Una delle ragioni alla base di questa disaffezione è rinvenibile nella carenza di risorse finanziarie, il che fa sì che, anche a fronte di iniziative legislative meritevoli e sostenute da movimenti e partiti di diversi schieramenti, la possibilità di allocare scarse risorse vanifica l'incisività delle leggi.

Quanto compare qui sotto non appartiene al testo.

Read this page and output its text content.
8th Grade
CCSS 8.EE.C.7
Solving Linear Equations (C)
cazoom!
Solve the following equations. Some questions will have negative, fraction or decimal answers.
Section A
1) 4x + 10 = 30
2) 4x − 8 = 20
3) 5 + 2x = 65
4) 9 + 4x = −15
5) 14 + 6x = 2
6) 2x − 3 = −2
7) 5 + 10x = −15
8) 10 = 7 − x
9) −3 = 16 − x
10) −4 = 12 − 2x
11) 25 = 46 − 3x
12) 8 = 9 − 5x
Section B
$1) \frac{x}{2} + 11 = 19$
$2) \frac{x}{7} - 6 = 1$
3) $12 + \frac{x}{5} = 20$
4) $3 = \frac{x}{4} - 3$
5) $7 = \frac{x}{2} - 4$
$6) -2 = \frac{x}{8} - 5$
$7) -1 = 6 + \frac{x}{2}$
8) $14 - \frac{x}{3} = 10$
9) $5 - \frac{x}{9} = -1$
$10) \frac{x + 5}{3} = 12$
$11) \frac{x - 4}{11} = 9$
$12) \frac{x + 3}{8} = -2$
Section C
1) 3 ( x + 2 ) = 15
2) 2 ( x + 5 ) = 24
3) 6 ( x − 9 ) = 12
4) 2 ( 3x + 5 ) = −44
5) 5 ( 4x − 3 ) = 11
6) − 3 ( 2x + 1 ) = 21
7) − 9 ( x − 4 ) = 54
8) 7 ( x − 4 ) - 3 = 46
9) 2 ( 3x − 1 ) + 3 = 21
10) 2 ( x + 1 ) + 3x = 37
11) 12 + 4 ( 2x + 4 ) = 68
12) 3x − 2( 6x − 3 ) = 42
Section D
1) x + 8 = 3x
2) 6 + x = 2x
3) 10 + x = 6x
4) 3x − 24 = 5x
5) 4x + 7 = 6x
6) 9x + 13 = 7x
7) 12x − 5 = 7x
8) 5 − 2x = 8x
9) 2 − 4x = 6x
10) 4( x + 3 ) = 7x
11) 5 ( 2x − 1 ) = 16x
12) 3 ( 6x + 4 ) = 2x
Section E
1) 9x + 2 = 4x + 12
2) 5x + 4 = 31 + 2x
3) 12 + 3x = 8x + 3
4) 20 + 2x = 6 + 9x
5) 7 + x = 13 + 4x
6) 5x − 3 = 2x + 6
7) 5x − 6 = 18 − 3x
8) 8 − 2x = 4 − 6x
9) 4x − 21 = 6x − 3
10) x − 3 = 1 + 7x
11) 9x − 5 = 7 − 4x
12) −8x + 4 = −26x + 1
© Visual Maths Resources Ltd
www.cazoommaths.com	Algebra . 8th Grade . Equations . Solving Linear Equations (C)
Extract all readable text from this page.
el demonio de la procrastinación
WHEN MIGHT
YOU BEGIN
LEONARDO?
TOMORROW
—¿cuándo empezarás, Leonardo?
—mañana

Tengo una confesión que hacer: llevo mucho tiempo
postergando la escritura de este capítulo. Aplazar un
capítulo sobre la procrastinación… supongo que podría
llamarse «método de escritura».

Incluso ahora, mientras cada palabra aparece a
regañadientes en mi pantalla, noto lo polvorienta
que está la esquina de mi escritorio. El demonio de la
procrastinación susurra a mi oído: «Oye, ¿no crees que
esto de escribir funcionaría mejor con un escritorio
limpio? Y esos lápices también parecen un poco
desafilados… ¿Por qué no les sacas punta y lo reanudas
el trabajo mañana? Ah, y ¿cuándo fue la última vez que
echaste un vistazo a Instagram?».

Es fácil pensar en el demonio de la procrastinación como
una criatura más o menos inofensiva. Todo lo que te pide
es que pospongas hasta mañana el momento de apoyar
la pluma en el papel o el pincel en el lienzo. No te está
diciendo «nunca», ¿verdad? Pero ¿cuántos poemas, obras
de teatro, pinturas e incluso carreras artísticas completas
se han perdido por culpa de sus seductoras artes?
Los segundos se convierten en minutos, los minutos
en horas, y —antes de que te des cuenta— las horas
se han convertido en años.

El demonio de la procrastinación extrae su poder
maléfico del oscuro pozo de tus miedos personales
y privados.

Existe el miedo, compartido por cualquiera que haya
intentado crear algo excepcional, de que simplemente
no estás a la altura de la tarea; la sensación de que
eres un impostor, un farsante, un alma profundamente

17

Altresì, va poi ricordato come, nella XVII e nella XVIII legislatura, ossia dal 2013 dal 2022, l'esito delle consultazioni elettorali non abbia portato ad un chiaro vincitore, con la conseguenza che si sono succeduti Governi di diverso orientamento politico, ma privi di una legittimazione popolare. Ciò ha inevitabilmente accresciuto la disaffezione elettorale, in quanto ha indotto in molti cittadini la convinzione dell'inutilità del proprio voto.

In conclusione, dissente dall'impostazione del senatore Giorgis, che cerca di individuare un collegamento tra la tecnicalità del sistema elettorale e la partecipazione al voto. Inoltre, ritiene che la previsione di un premio di maggioranza possa aiutare a combattere l'astensionismo, in quanto contribuisce a rendere più incisivo il voto espresso dai cittadini che decidono di prendere parte alla consultazione elettorale.

Con contestuale votazione, sono quindi respinti gli emendamenti sostanzialmente identici 1.646, 1.647 e 1.648.